How resilient are Canada's biggest banks to the economic crisis?

The coronavirus pandemic is causing global concern about financial system stability but has Canada got it right?

How resilient are Canada's biggest banks to the economic crisis?
Steve Randall

After the global financial crisis more than a decade ago, the interrelated financial systems of the world’s largest economies were under the microscope.

Now, as we face an increasingly challenging economic crisis driven by the COVID-19 pandemic, questions are being asked about the stability of financial systems.

Canada’s reputation for a strong, resilient, banking sector will be tested alongside its peers, but the sector’s regulator says that it is confident the measures in place are adequate.

The Office of the Superintendent of Financial Institutions (OSFI) says that the country is respected for its adherence to international banking standards and measures which go beyond the minimum requirements of the Basel Committee on Banking Supervision (BCBS).

In an overview of the existing regime in Canada, the regulator says that two third-party reviews of the regime in the past decade have both resulted in the highest rating.

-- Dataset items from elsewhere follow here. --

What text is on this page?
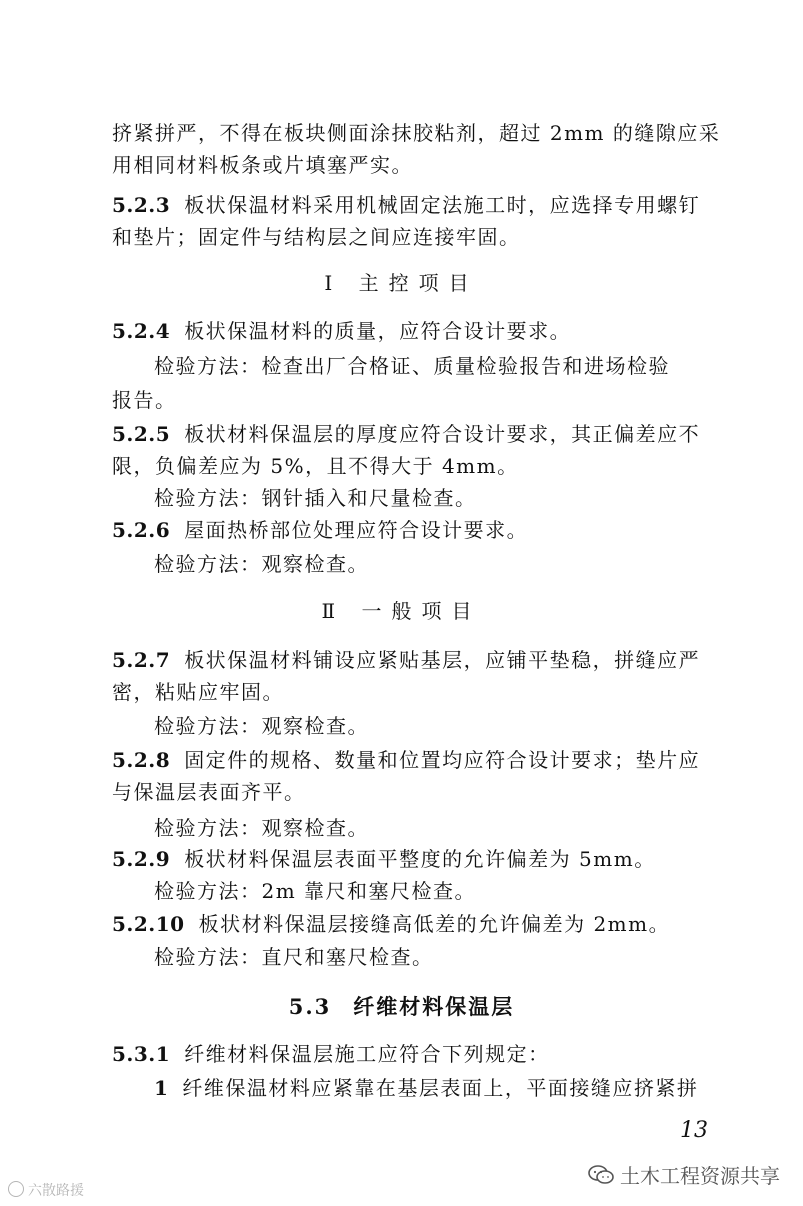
挤紧拼严，不得在板块侧面涂抹胶粘剂，超过 2mm 的缝隙应采
用相同材料板条或片填塞严实。
5.2.3 板状保温材料采用机械固定法施工时，应选择专用螺钉
和垫片；固定件与结构层之间应连接牢固。
Ⅰ 主控项目
5.2.4 板状保温材料的质量，应符合设计要求。
检验方法：检查出厂合格证、质量检验报告和进场检验
报告。
5.2.5 板状材料保温层的厚度应符合设计要求，其正偏差应不
限，负偏差应为 5%，且不得大于 4mm。
检验方法：钢针插入和尺量检查。
5.2.6 屋面热桥部位处理应符合设计要求。
检验方法：观察检查。
Ⅱ 一般项目
5.2.7 板状保温材料铺设应紧贴基层，应铺平垫稳，拼缝应严
密，粘贴应牢固。
检验方法：观察检查。
5.2.8 固定件的规格、数量和位置均应符合设计要求；垫片应
与保温层表面齐平。
检验方法：观察检查。
5.2.9 板状材料保温层表面平整度的允许偏差为 5mm。
检验方法：2m 靠尺和塞尺检查。
5.2.10 板状材料保温层接缝高低差的允许偏差为 2mm。
检验方法：直尺和塞尺检查。
5.3 纤维材料保温层
5.3.1 纤维材料保温层施工应符合下列规定：
1 纤维保温材料应紧靠在基层表面上，平面接缝应挤紧拼
13
土木工程资源共享
六散路援
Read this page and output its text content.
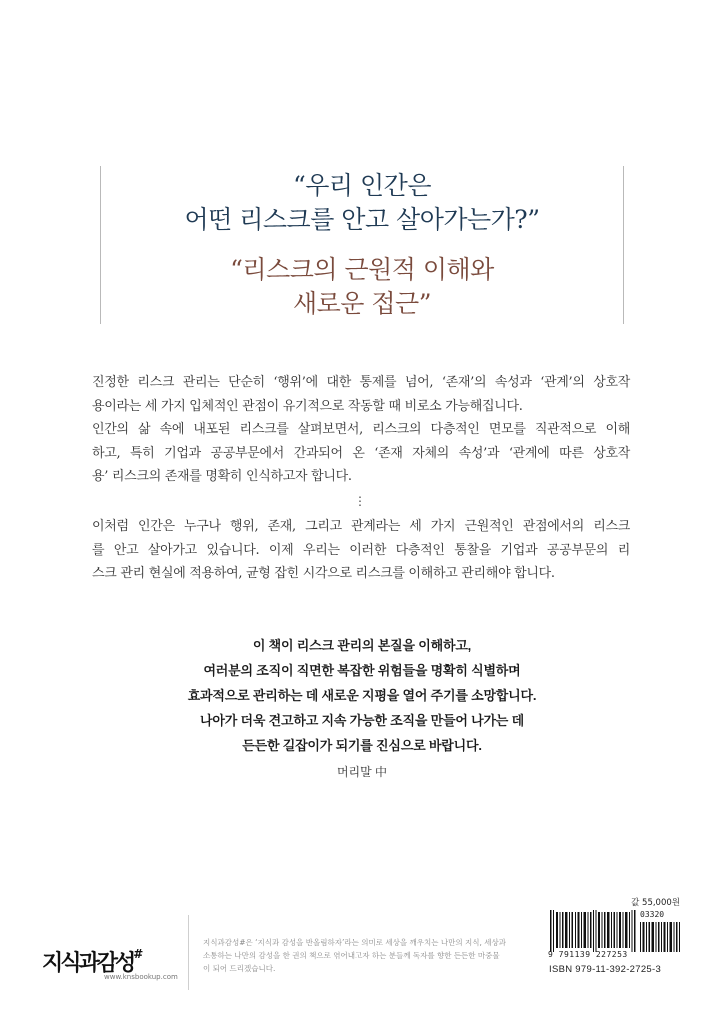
“우리 인간은
어떤 리스크를 안고 살아가는가?”
“리스크의 근원적 이해와
새로운 접근”

진정한 리스크 관리는 단순히 ‘행위’에 대한 통제를 넘어, ‘존재’의 속성과 ‘관계’의 상호작

용이라는 세 가지 입체적인 관점이 유기적으로 작동할 때 비로소 가능해집니다.

인간의 삶 속에 내포된 리스크를 살펴보면서, 리스크의 다층적인 면모를 직관적으로 이해

하고, 특히 기업과 공공부문에서 간과되어 온 ‘존재 자체의 속성’과 ‘관계에 따른 상호작

용’ 리스크의 존재를 명확히 인식하고자 합니다.

⋮

이처럼 인간은 누구나 행위, 존재, 그리고 관계라는 세 가지 근원적인 관점에서의 리스크

를 안고 살아가고 있습니다. 이제 우리는 이러한 다층적인 통찰을 기업과 공공부문의 리

스크 관리 현실에 적용하여, 균형 잡힌 시각으로 리스크를 이해하고 관리해야 합니다.

이 책이 리스크 관리의 본질을 이해하고,
여러분의 조직이 직면한 복잡한 위험들을 명확히 식별하며
효과적으로 관리하는 데 새로운 지평을 열어 주기를 소망합니다.
나아가 더욱 견고하고 지속 가능한 조직을 만들어 나가는 데
든든한 길잡이가 되기를 진심으로 바랍니다.
머리말 中
지식과감성#
www.knsbookup.com
지식과감성#은 ‘지식과 감성을 반올림하자’라는 의미로 세상을 깨우치는 나만의 지식, 세상과
소통하는 나만의 감성을 한 권의 책으로 엮어내고자 하는 분들께 독자를 향한 든든한 마중물
이 되어 드리겠습니다.
값 55,000원
03320
9 791139 227253
ISBN 979-11-392-2725-3
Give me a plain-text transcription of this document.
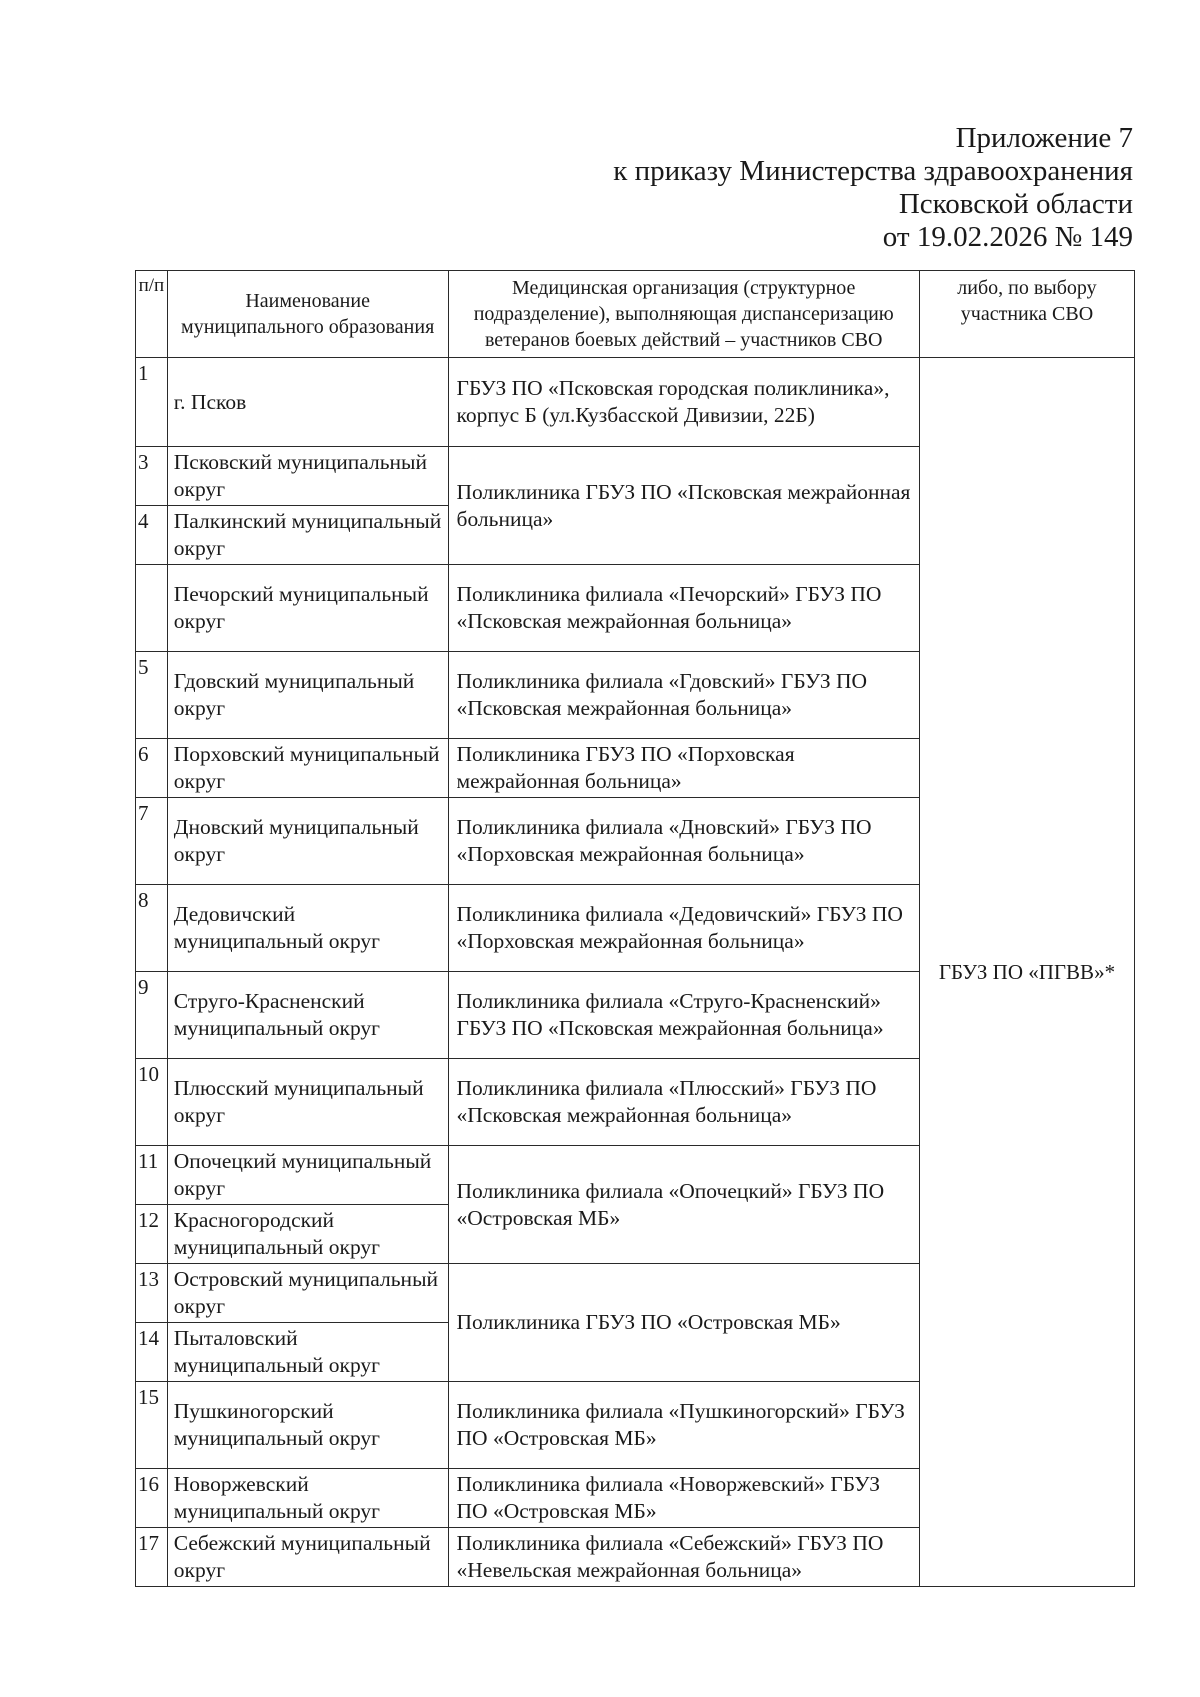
Приложение 7
к приказу Министерства здравоохранения
Псковской области
от 19.02.2026 № 149
п/п	Наименование муниципального образования	Медицинская организация (структурное подразделение), выполняющая диспансеризацию ветеранов боевых действий – участников СВО	либо, по выбору участника СВО
1	г. Псков	ГБУЗ ПО «Псковская городская поликлиника», корпус Б (ул.Кузбасской Дивизии, 22Б)	ГБУЗ ПО «ПГВВ»*
3	Псковский муниципальный округ	Поликлиника ГБУЗ ПО «Псковская межрайонная больница»	
4	Палкинский муниципальный округ		
	Печорский муниципальный округ	Поликлиника филиала «Печорский» ГБУЗ ПО «Псковская межрайонная больница»	
5	Гдовский муниципальный округ	Поликлиника филиала «Гдовский» ГБУЗ ПО «Псковская межрайонная больница»	
6	Порховский муниципальный округ	Поликлиника ГБУЗ ПО «Порховская межрайонная больница»	
7	Дновский муниципальный округ	Поликлиника филиала «Дновский» ГБУЗ ПО «Порховская межрайонная больница»	
8	Дедовичский муниципальный округ	Поликлиника филиала «Дедовичский» ГБУЗ ПО «Порховская межрайонная больница»	
9	Струго-Красненский муниципальный округ	Поликлиника филиала «Струго-Красненский» ГБУЗ ПО «Псковская межрайонная больница»	
10	Плюсский муниципальный округ	Поликлиника филиала «Плюсский» ГБУЗ ПО «Псковская межрайонная больница»	
11	Опочецкий муниципальный округ	Поликлиника филиала «Опочецкий» ГБУЗ ПО «Островская МБ»	
12	Красногородский муниципальный округ		
13	Островский муниципальный округ	Поликлиника ГБУЗ ПО «Островская МБ»	
14	Пыталовский муниципальный округ		
15	Пушкиногорский муниципальный округ	Поликлиника филиала «Пушкиногорский» ГБУЗ ПО «Островская МБ»	
16	Новоржевский муниципальный округ	Поликлиника филиала «Новоржевский» ГБУЗ ПО «Островская МБ»	
17	Себежский муниципальный округ	Поликлиника филиала «Себежский» ГБУЗ ПО «Невельская межрайонная больница»	
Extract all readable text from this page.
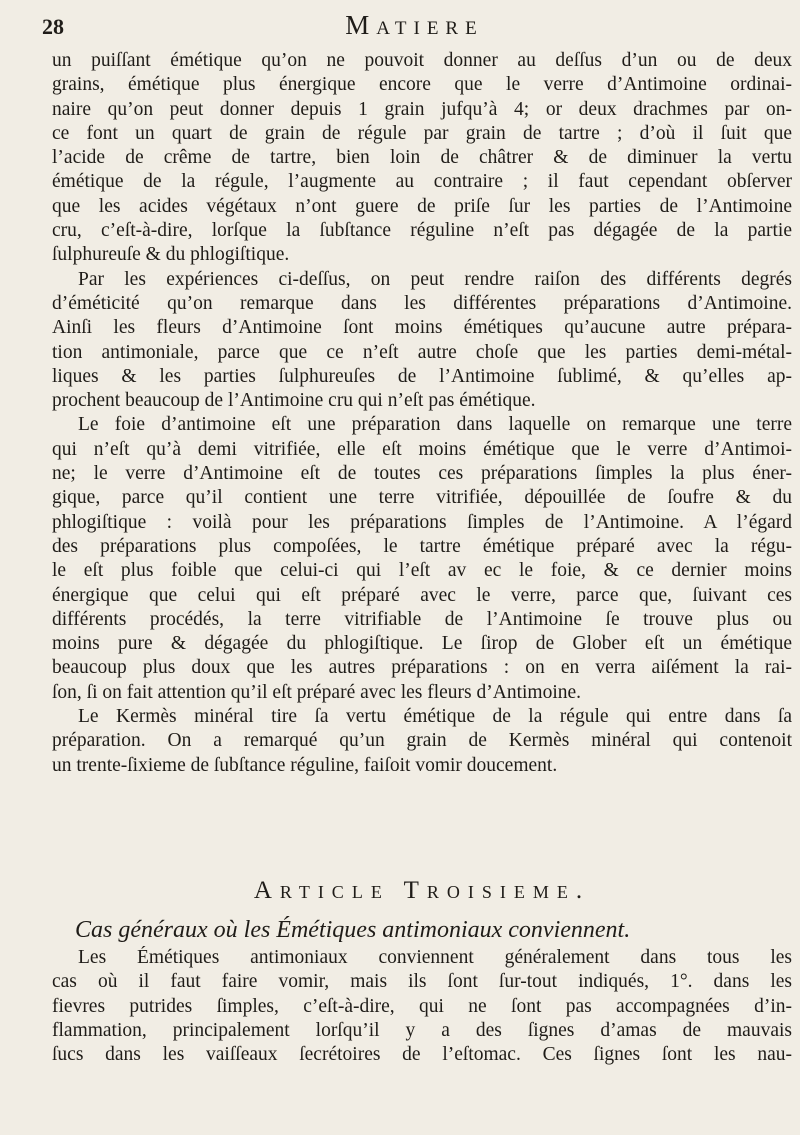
28	Matiere
un puiſſant émétique qu’on ne pouvoit donner au deſſus d’un ou de deux
grains, émétique plus énergique encore que le verre d’Antimoine ordinai-
naire qu’on peut donner depuis 1 grain jufqu’à 4; or deux drachmes par on-
ce font un quart de grain de régule par grain de tartre ; d’où il ſuit que
l’acide de crême de tartre, bien loin de châtrer & de diminuer la vertu
émétique de la régule, l’augmente au contraire ; il faut cependant obſerver
que les acides végétaux n’ont guere de priſe ſur les parties de l’Antimoine
cru, c’eſt-à-dire, lorſque la ſubſtance réguline n’eſt pas dégagée de la partie
ſulphureuſe & du phlogiſtique.
Par les expériences ci-deſſus, on peut rendre raiſon des différents degrés
d’éméticité qu’on remarque dans les différentes préparations d’Antimoine.
Ainſi les fleurs d’Antimoine ſont moins émétiques qu’aucune autre prépara-
tion antimoniale, parce que ce n’eſt autre choſe que les parties demi-métal-
liques & les parties ſulphureuſes de l’Antimoine ſublimé, & qu’elles ap-
prochent beaucoup de l’Antimoine cru qui n’eſt pas émétique.
Le foie d’antimoine eſt une préparation dans laquelle on remarque une terre
qui n’eſt qu’à demi vitrifiée, elle eſt moins émétique que le verre d’Antimoi-
ne; le verre d’Antimoine eſt de toutes ces préparations ſimples la plus éner-
gique, parce qu’il contient une terre vitrifiée, dépouillée de ſoufre & du
phlogiſtique : voilà pour les préparations ſimples de l’Antimoine. A l’égard
des préparations plus compoſées, le tartre émétique préparé avec la régu-
le eſt plus foible que celui-ci qui l’eſt av ec le foie, & ce dernier moins
énergique que celui qui eſt préparé avec le verre, parce que, ſuivant ces
différents procédés, la terre vitrifiable de l’Antimoine ſe trouve plus ou
moins pure & dégagée du phlogiſtique. Le ſirop de Glober eſt un émétique
beaucoup plus doux que les autres préparations : on en verra aiſément la rai-
ſon, ſi on fait attention qu’il eſt préparé avec les fleurs d’Antimoine.
Le Kermès minéral tire ſa vertu émétique de la régule qui entre dans ſa
préparation. On a remarqué qu’un grain de Kermès minéral qui contenoit
un trente-ſixieme de ſubſtance réguline, faiſoit vomir doucement.
Article Troisieme.
Cas généraux où les Émétiques antimoniaux conviennent.
Les Émétiques antimoniaux conviennent généralement dans tous les
cas où il faut faire vomir, mais ils ſont ſur-tout indiqués, 1°. dans les
fievres putrides ſimples, c’eſt-à-dire, qui ne ſont pas accompagnées d’in-
flammation, principalement lorſqu’il y a des ſignes d’amas de mauvais
ſucs dans les vaiſſeaux ſecrétoires de l’eſtomac. Ces ſignes ſont les nau-
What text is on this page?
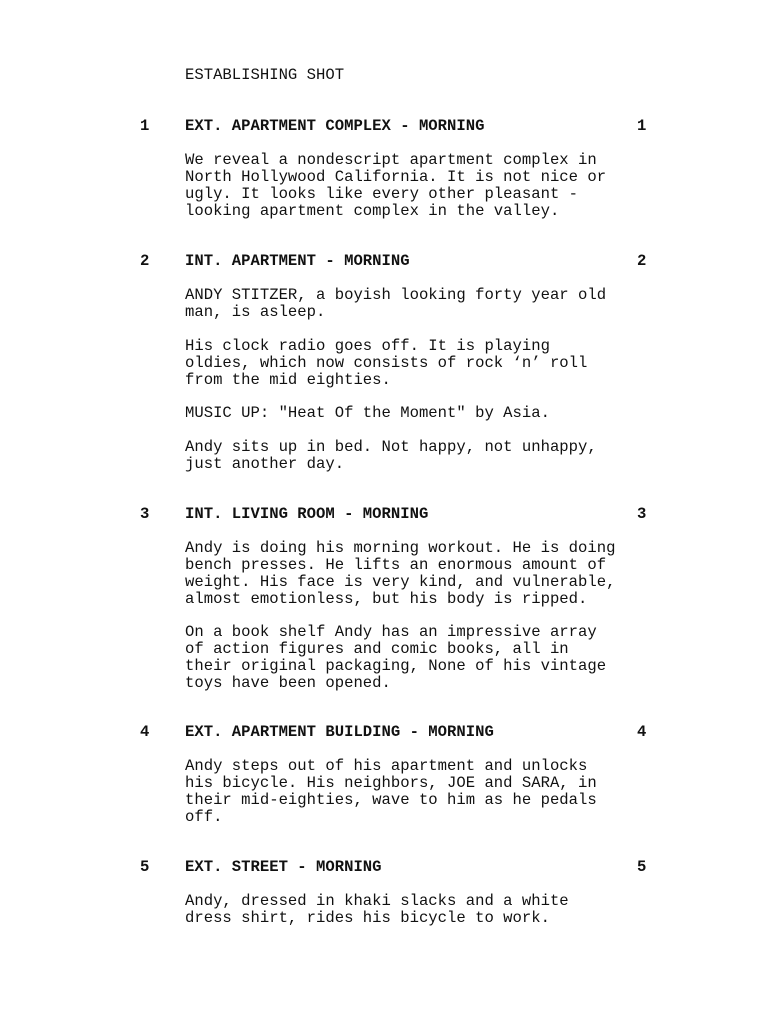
ESTABLISHING SHOT
1 EXT. APARTMENT COMPLEX - MORNING	1
We reveal a nondescript apartment complex in
North Hollywood California. It is not nice or
ugly. It looks like every other pleasant -
looking apartment complex in the valley.
2 INT. APARTMENT - MORNING	2
ANDY STITZER, a boyish looking forty year old
man, is asleep.
His clock radio goes off. It is playing
oldies, which now consists of rock ‘n’ roll
from the mid eighties.
MUSIC UP: "Heat Of the Moment" by Asia.
Andy sits up in bed. Not happy, not unhappy,
just another day.
3 INT. LIVING ROOM - MORNING	3
Andy is doing his morning workout. He is doing
bench presses. He lifts an enormous amount of
weight. His face is very kind, and vulnerable,
almost emotionless, but his body is ripped.
On a book shelf Andy has an impressive array
of action figures and comic books, all in
their original packaging, None of his vintage
toys have been opened.
4 EXT. APARTMENT BUILDING - MORNING	4
Andy steps out of his apartment and unlocks
his bicycle. His neighbors, JOE and SARA, in
their mid-eighties, wave to him as he pedals
off.
5 EXT. STREET - MORNING	5
Andy, dressed in khaki slacks and a white
dress shirt, rides his bicycle to work.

“This balanced approach has served Canada well in the past and will continue to serve us well in the future,” OSFI says.

What’s in place?
Canada’s biggest banks are required to maintain a capital buffer to protect liquidity during a downturn.

When OSFI released the buffer last month to allow banks to draw on these funds, it was set at 2.25% but has been eased to 1.0%. Even at the reduced level, OSFI says that it is one of the largest of its kind among global regulatory requirements.

For smaller banks, there is also a requirement to maintain a level of capital.

The regulator is also able to require banks to restrict disbursements such as dividends and share buybacks.

With the measures that are in place, the regulator says that banks should have the liquidity they need to navigate the treacherous waters of an economic downturn.